Telstra, Cochlear and Contact Energy have already held meetings this week, and Sky TV and Vector will hold theirs today and Sky City and Tourism Holdings theirs tomorrow.

From Tuesday next week, there are a further 71 transtasman company meetings, including a small number of first-half reports for listed companies through to December 7.

During this period, in New Zealand he saw opportunities in Contact Energy, Sky TV, Skellerup, Cavalier, Fisher and Paykel Healthcare, Pharmacybrands and Delegats, Mr McIntyre said.

No one main investment theme ran through the seven companies, he said.

Delegats maintained a large asset base, was targeting new emerging markets, including Asia, and strictly controlled inventory, and had operated well during a period of a strong New Zealand dollar.

Contact Energy had expended a significant amount of capital on new generation during the past three years, had been strong on dividends and was set to reap the rewards of reinvestment over the next three to four years.

However, further cautious commentary could come from companies such as Hellaby Holdings, Chorus, Vital Healthcare, Nuplex, Kiwi Income, Rakon and The Warehouse.

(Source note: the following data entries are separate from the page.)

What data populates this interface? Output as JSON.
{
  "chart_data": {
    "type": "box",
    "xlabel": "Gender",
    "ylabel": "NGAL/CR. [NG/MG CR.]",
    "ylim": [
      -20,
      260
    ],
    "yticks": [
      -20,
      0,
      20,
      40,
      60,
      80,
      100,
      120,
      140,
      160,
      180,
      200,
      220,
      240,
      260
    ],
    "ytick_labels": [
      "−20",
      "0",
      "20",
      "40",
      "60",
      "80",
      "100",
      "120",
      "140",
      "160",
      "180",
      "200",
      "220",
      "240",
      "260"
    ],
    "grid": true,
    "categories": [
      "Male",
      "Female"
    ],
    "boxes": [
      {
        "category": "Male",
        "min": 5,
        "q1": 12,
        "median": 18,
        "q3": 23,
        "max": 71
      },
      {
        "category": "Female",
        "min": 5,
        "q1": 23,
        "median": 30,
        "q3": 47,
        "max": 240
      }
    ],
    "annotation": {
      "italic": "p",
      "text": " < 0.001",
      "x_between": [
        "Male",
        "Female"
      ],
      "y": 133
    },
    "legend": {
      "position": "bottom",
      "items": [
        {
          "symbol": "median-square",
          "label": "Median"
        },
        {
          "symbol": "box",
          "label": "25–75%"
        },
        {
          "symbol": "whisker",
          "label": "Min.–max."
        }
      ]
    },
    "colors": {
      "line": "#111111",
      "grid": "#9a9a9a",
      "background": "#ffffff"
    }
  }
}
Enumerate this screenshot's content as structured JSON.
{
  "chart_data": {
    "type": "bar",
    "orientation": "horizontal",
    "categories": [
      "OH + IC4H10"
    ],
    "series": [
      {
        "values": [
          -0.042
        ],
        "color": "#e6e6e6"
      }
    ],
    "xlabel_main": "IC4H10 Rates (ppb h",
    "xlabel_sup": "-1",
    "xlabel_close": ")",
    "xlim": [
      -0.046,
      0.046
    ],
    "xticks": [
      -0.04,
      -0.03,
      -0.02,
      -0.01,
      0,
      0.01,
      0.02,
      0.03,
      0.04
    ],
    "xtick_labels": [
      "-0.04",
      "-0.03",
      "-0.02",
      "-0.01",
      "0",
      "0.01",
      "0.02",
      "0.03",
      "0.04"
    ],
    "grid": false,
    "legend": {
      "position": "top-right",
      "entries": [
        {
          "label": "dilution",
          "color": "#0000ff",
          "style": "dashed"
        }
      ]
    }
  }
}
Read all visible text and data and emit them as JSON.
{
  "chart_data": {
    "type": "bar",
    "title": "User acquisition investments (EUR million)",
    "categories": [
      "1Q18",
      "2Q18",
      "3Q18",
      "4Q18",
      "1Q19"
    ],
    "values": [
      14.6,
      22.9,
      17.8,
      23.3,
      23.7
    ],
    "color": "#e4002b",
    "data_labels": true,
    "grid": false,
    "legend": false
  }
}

The Warehouse's margins would continue to be under pressure as retail spending would be subdued and there was more significant capital expenditure to come.

"We don't expect the annual general meeting commentary to support the recent [20% gain in The Warehouse's] share price strength," he said.

Chorus is likely to reiterate the regulatory risks it faces, and has a outcome to consider later in the year on copper pricing.

Chinese growth was still impacting negatively on Australia's commodity prices and this would flow through to every sector of the Australian economy, Mr McIntyre said.

"Investor focus should be on infrastructure and consumer staples, selected high-quality cyclical stocks and those high dividend-paying stocks which will see investor support if the Reserve Bank of Australia continues to cut interest rates."